Miss Eastine Cowner, a former waitress, is helping in her job as a scaler to construct the Liberty ship SS George Washington Carver. Photo courtesy of Library of Congress

World War II forced the United States to open economic opportunities to minority populations and women in order to fulfill worker demands caused by an increase in war-time production and a decrease in male population due to military enlistment. The demand spurred a mass migration of African Americans towards the West in pursuit of economic, social, and political opportunities not otherwise afforded to them in their former hometowns. The Kaiser Shipyards began hiring large numbers of African Americans in 1942. The majority of Kaiser's African American workers came from the South.

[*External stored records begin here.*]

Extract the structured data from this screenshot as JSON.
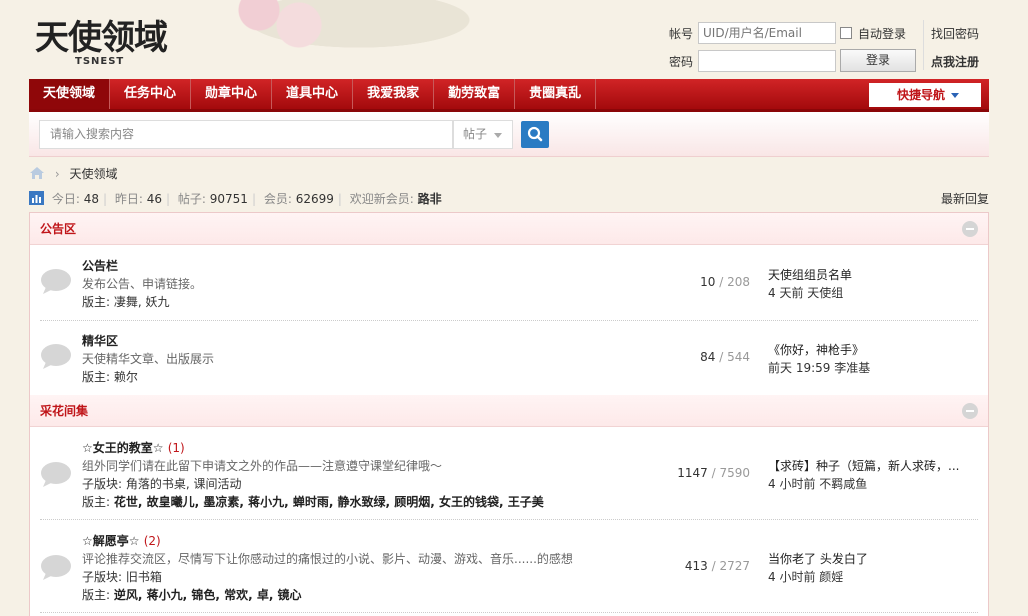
{
  "header": {
    "logo_cn": "天使领域",
    "logo_en": "TSNEST",
    "login": {
      "account_label": "帐号",
      "account_placeholder": "UID/用户名/Email",
      "auto_login": "自动登录",
      "find_password": "找回密码",
      "password_label": "密码",
      "login_button": "登录",
      "register": "点我注册"
    }
  },
  "nav": {
    "items": [
      "天使领域",
      "任务中心",
      "勋章中心",
      "道具中心",
      "我爱我家",
      "勤劳致富",
      "贵圈真乱"
    ],
    "quick_nav": "快捷导航"
  },
  "search": {
    "placeholder": "请输入搜索内容",
    "type": "帖子"
  },
  "breadcrumb": {
    "current": "天使领域"
  },
  "stats": {
    "today_label": "今日:",
    "today": "48",
    "yesterday_label": "昨日:",
    "yesterday": "46",
    "posts_label": "帖子:",
    "posts": "90751",
    "members_label": "会员:",
    "members": "62699",
    "welcome_label": "欢迎新会员:",
    "newest": "路非",
    "latest_reply": "最新回复"
  },
  "categories": [
    {
      "name": "公告区",
      "forums": [
        {
          "title": "公告栏",
          "new": "",
          "desc": "发布公告、申请链接。",
          "sub_label": "",
          "sub": "",
          "mod_label": "版主:",
          "mods": "凄舞, 妖九",
          "topics": "10",
          "posts": "208",
          "last_title": "天使组组员名单",
          "last_info": "4 天前 天使组"
        },
        {
          "title": "精华区",
          "new": "",
          "desc": "天使精华文章、出版展示",
          "sub_label": "",
          "sub": "",
          "mod_label": "版主:",
          "mods": "赖尔",
          "topics": "84",
          "posts": "544",
          "last_title": "《你好，神枪手》",
          "last_info": "前天 19:59 李准基"
        }
      ]
    },
    {
      "name": "采花间集",
      "forums": [
        {
          "title": "☆女王的教室☆",
          "new": "(1)",
          "desc": "组外同学们请在此留下申请文之外的作品——注意遵守课堂纪律哦～",
          "sub_label": "子版块:",
          "sub": "角落的书桌, 课间活动",
          "mod_label": "版主:",
          "mods": "花世, 故皇曦儿, 墨凉素, 蒋小九, 蝉时雨, 静水致绿, 顾明烟, 女王的钱袋, 王子美",
          "topics": "1147",
          "posts": "7590",
          "last_title": "【求砖】种子（短篇，新人求砖，...",
          "last_info": "4 小时前 不羁咸鱼"
        },
        {
          "title": "☆解愿亭☆",
          "new": "(2)",
          "desc": "评论推荐交流区，尽情写下让你感动过的痛恨过的小说、影片、动漫、游戏、音乐......的感想",
          "sub_label": "子版块:",
          "sub": "旧书箱",
          "mod_label": "版主:",
          "mods": "逆风, 蒋小九, 锦色, 常欢, 卓, 镜心",
          "topics": "413",
          "posts": "2727",
          "last_title": "当你老了 头发白了",
          "last_info": "4 小时前 颜婬"
        }
      ]
    }
  ]
}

Although wartime work in the shipyards presented many African Americans with a wide array of opportunities, including increased income, skills, and status, the experience was also fraught with hardship due to prevailing racism in the United States. A key struggle for African Americans was their exclusion from labor unions. This meant that African Americans had little power to address grievances about labor conditions and rights and had fewer avenues in which to seek employment at the shipyards.

In response, African Americans organized their own organizations that sought social change both within their workplace as well as their communities. Organizations such as the Shipyard Workers Committee against Discrimination, worked on such local issues as ending segregation within labor unions in addition to improving housing for local African American families. Other organizations like the United Negro Labor Council, moved the demands to the regional and national levels.

HAER photo of Graving Docks, view south of the interior gallery between basins No. 4 & 5

During World War II, many gains were made to improve the working and social conditions of African Americans but economic injustice structured by systemic racism was far from being solved. The experience of African American shipyard workers during the 1940s and their involvement in the larger challenge of unjust labor rights and civil rights helped pave the way for future movements which sought full equality as citizens of the United States of America.

Kaiser Shipyard No. 3 was documented by the Historic American Engineering Record (HAER) team during the autumn of 2001. The project was completed in partnership with the Rosie the Riveter/World War II Home Front National Historic Park and the California Coastal Conservancy through the City of Richmond. HAER also documented the SS Red Oak Victory, constructed at the Kaiser Ship Yards in 1944.